Este roteiro não se dará de forma automática. O general Al-Sisi no Egito não abrirá possibilidades melhores de atuação para a esquerda revolucionária do que Mohamed Morsi (Irmandade Muçulmana). Num determinado sentido é exatamente o contrário: quando Morsi se encontrava no poder, era mais eficaz para a esquerda desacreditar a Irmandade Muçulmana. Por outro lado, estes golpes de Estado são reacionários, contra-revolucionários vitoriosos, enquanto que Morsi no poder, não comprometia o potencial revolucionário; ao contrário, a situação não deixava de se radicalizar. A chegada do exército ao poder pôs fim a esta radicalização. Não há qualquer comunicação entre a Irmandade Muçulmana e a esquerda revolucionária. Este conflito não se constitui numa oposição binária, e sim num jogo triangular. Portanto, a derrota da Irmandade Muçulmana, que dá lugar a uma restauração violenta (com o reforço do antigo regime), não melhorará, nem de longe, as condições para a esquerda revolucionária. De um modo geral, esta situação ficou muito complicada.
O que fica, uma vez mais, do potencial real para a esquerda, é a crise sócio-económica. No Egito, Al-Sisi implantou a terapia de choque proposta pelo FMI. No entanto, esta agenda está condenada ao fracasso: não haverá um grande impacto dos investimentos privados no contexto dos países árabes. O que vai permanecer seria o choque sem a terapia, como se dizia nos anos 1990, no caso da Rússia. Neste caso, a insatisfação popular cresce e chega ao final o período de popularidade de Al-Sisi. Assim permanece o problema da capacidade das forças da esquerda para se organizarem como alternativa em relação tanto ao antigo regime, bem como aos fundamentalistas islâmicos.
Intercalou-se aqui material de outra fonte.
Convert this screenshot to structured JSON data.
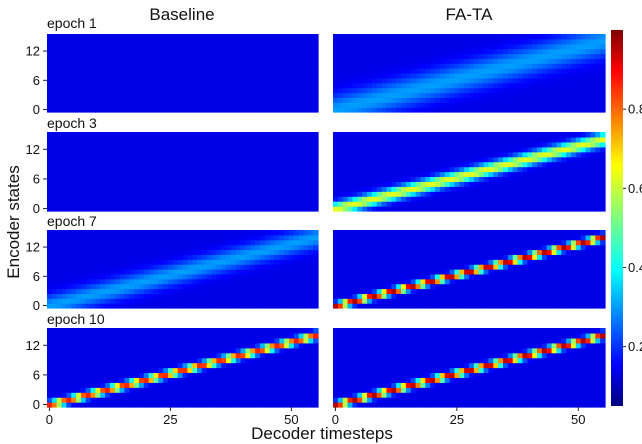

É preciso construir essa esquerda. As condições para a sua construção são bastante melhores hoje do que eram antes em 2011. O Mundo Árabe tem vivido sob o despotismo durante décadas, e pela primeira vez, em 2011, viram-se movimentos populares derrubando ditadores. Esta experiência é a fonte de esperança para o futuro. Assim, entramos num processo de longa duração que persistirá por longos anos, décadas inclusivamente.